Figure 3. Graph showing the excited states of LiH at a range of bond distances calculated via two methods. The quantum subspace expansion with the unitary coupled cluster singles and doubles method (performed on a simulator) and the classically computed equation of motion coupled cluster singles and doubles method for comparison. It can be seen that the two methods agree strongly, with only some discrepancy around 1.2 Angstroms.

We find the ground state curve has a minimum at a separation of about 1.5 Å, which is in reasonable agreement with experimental data. The calculation also finds a number of excited states. Looking at the first three, we find that at the equilibrium distance, these states are 0.11, 0.12 and 0.17 Ha higher in energy than the ground state, which is again in reasonable agreement with experimental data. Note the small kink in one of the excited states energy curve at a distance of approximately 1.2 Å. This indicates that our restriction to single electron excitations is not enough to provide an accurate description at this distance. Overall, the comparison with EOM-CCSD curves shows that this method reproduces excited state energies with good accuracy at most distances.

This example shows the potential of quantum computers to calculate excited states. While this work used a simulation of an ideal quantum computer, we could also investigate how noise affects the results using the noisy simulation capabilities of Qiskit Aer. To improve the accuracy of our idealized simulations, we could use more kinds of excitations such as double excitations where two electrons are promoted to unoccupied states.

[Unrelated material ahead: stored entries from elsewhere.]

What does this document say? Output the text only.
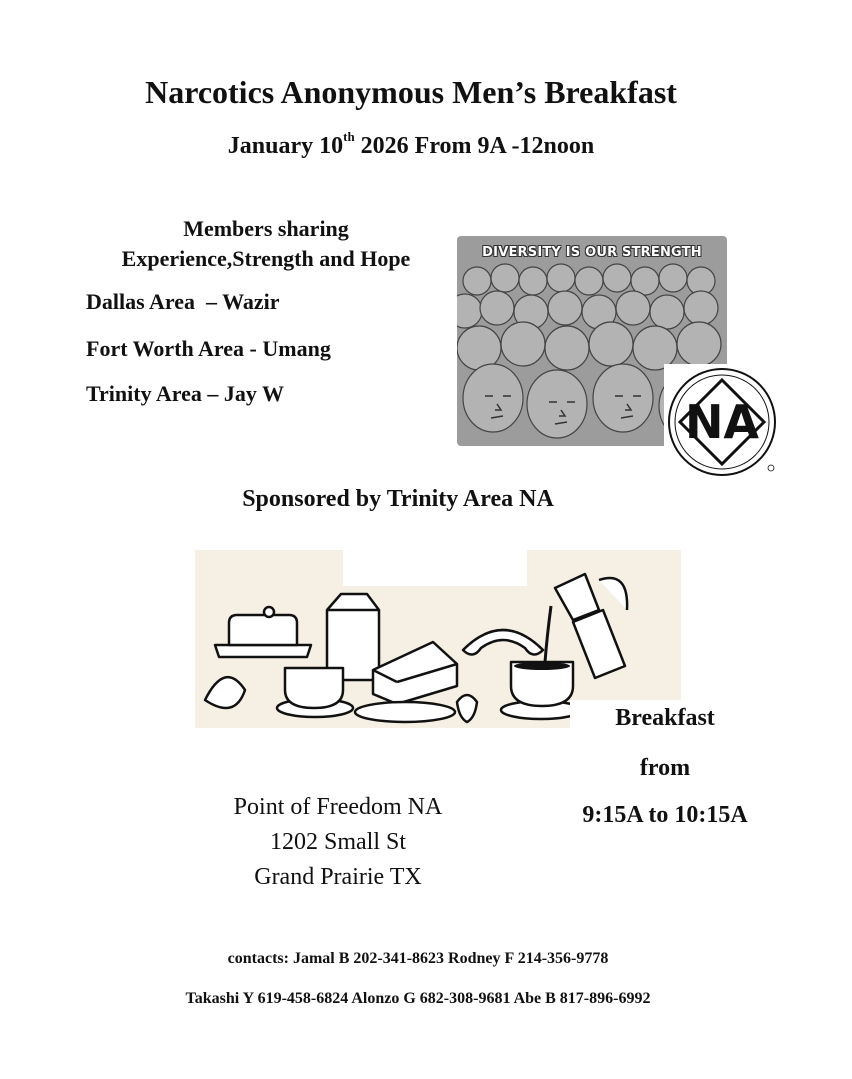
Narcotics Anonymous Men’s Breakfast
January 10th 2026 From 9A -12noon
Members sharing
Experience,Strength and Hope
Dallas Area  – Wazir
Fort Worth Area - Umang
Trinity Area – Jay W
DIVERSITY IS OUR STRENGTH
NA
Sponsored by Trinity Area NA
Breakfast
from
9:15A to 10:15A
Point of Freedom NA
1202 Small St
Grand Prairie TX
contacts: Jamal B 202-341-8623 Rodney F 214-356-9778
Takashi Y 619-458-6824 Alonzo G 682-308-9681 Abe B 817-896-6992
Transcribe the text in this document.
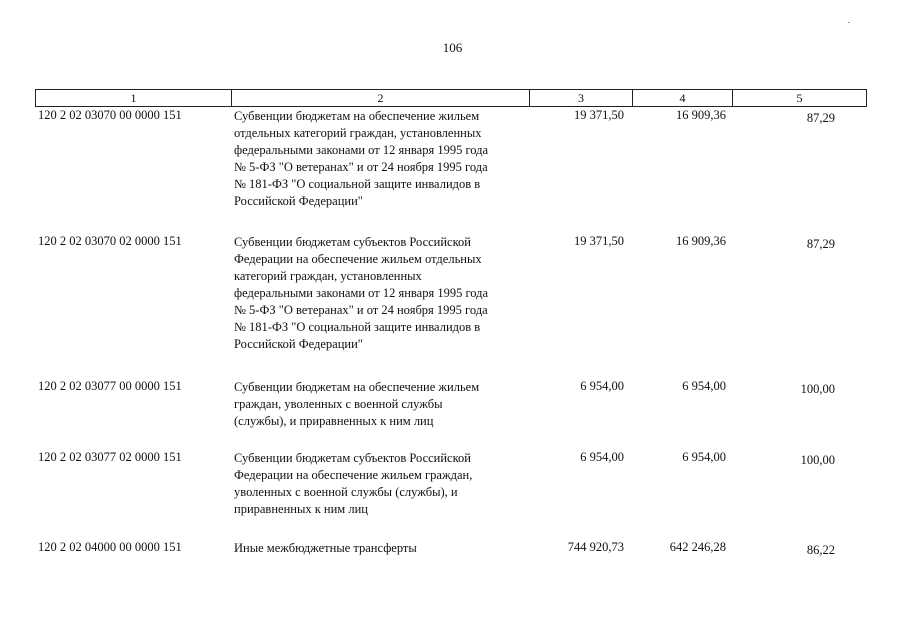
106
1	2	3	4	5
120 2 02 03070 00 0000 151	Субвенции бюджетам на обеспечение жильем
отдельных категорий граждан, установленных
федеральными законами от 12 января 1995 года
№ 5-ФЗ "О ветеранах" и от 24 ноября 1995 года
№ 181-ФЗ "О социальной защите инвалидов в
Российской Федерации"
19 371,50	16 909,36	87,29
120 2 02 03070 02 0000 151	Субвенции бюджетам субъектов Российской
Федерации на обеспечение жильем отдельных
категорий граждан, установленных
федеральными законами от 12 января 1995 года
№ 5-ФЗ "О ветеранах" и от 24 ноября 1995 года
№ 181-ФЗ "О социальной защите инвалидов в
Российской Федерации"
19 371,50	16 909,36	87,29
120 2 02 03077 00 0000 151	Субвенции бюджетам на обеспечение жильем
граждан, уволенных с военной службы
(службы), и приравненных к ним лиц
6 954,00	6 954,00	100,00
120 2 02 03077 02 0000 151	Субвенции бюджетам субъектов Российской
Федерации на обеспечение жильем граждан,
уволенных с военной службы (службы), и
приравненных к ним лиц
6 954,00	6 954,00	100,00
120 2 02 04000 00 0000 151	Иные межбюджетные трансферты	744 920,73	642 246,28	86,22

If we ran the VQE algorithm on real hardware, we could use the noise mitigation framework provided by Qiskit Ignis to improve the results.

The potential of quantum algorithms to revolutionize the study of molecular systems is well on its way to realisation, and CQC’s tools in combination with IBM’s Qiskit software stack offer the best way forward for quantum chemists.

[1] J. R. McClean, M. E. Kimchi-Schwartz, J. Carter and W. A. de Jong, Phys. Rev. A 95, 042308 (2017)

[2] J. I. Colless, V. V. Ramasesh, D. Dahlen, M. S. Blok, M. E. Kimchi-Schwartz, J. R. McClean, J. Carter, W. A. de Jong and I. Siddiqi, Phys. Rev. X 8, 011021 (2018)

[3] M. Ganzhorn, D.J. Egger, P. Barkoutsos, P. Ollitrault, G. Salis, N. Moll, A. Fuhrer, P. Mueller, S. Woerner, I. Tavernelli and S. Filipp; Arxiv pre-print arxiv:1809.05057

Addendum:

Quantum circuits in this example were compiled using CQC’s compiler t|ket〉. Integrated into Qiskit using the pytket extension, t|ket〉produces hardware-compliant quantum circuits quicker than the default Qiskit Terra compilation, and with smaller depth and size overhead.

Figure 4. Runtime encompasses optimization and routing of quantum circuits for the ‘ibmq_16_melbourne’ device. Circuits executed on a Google Cloud Virtual Machine with 7.5GB memory and 2 vCPUs, machine type n1-standard-2.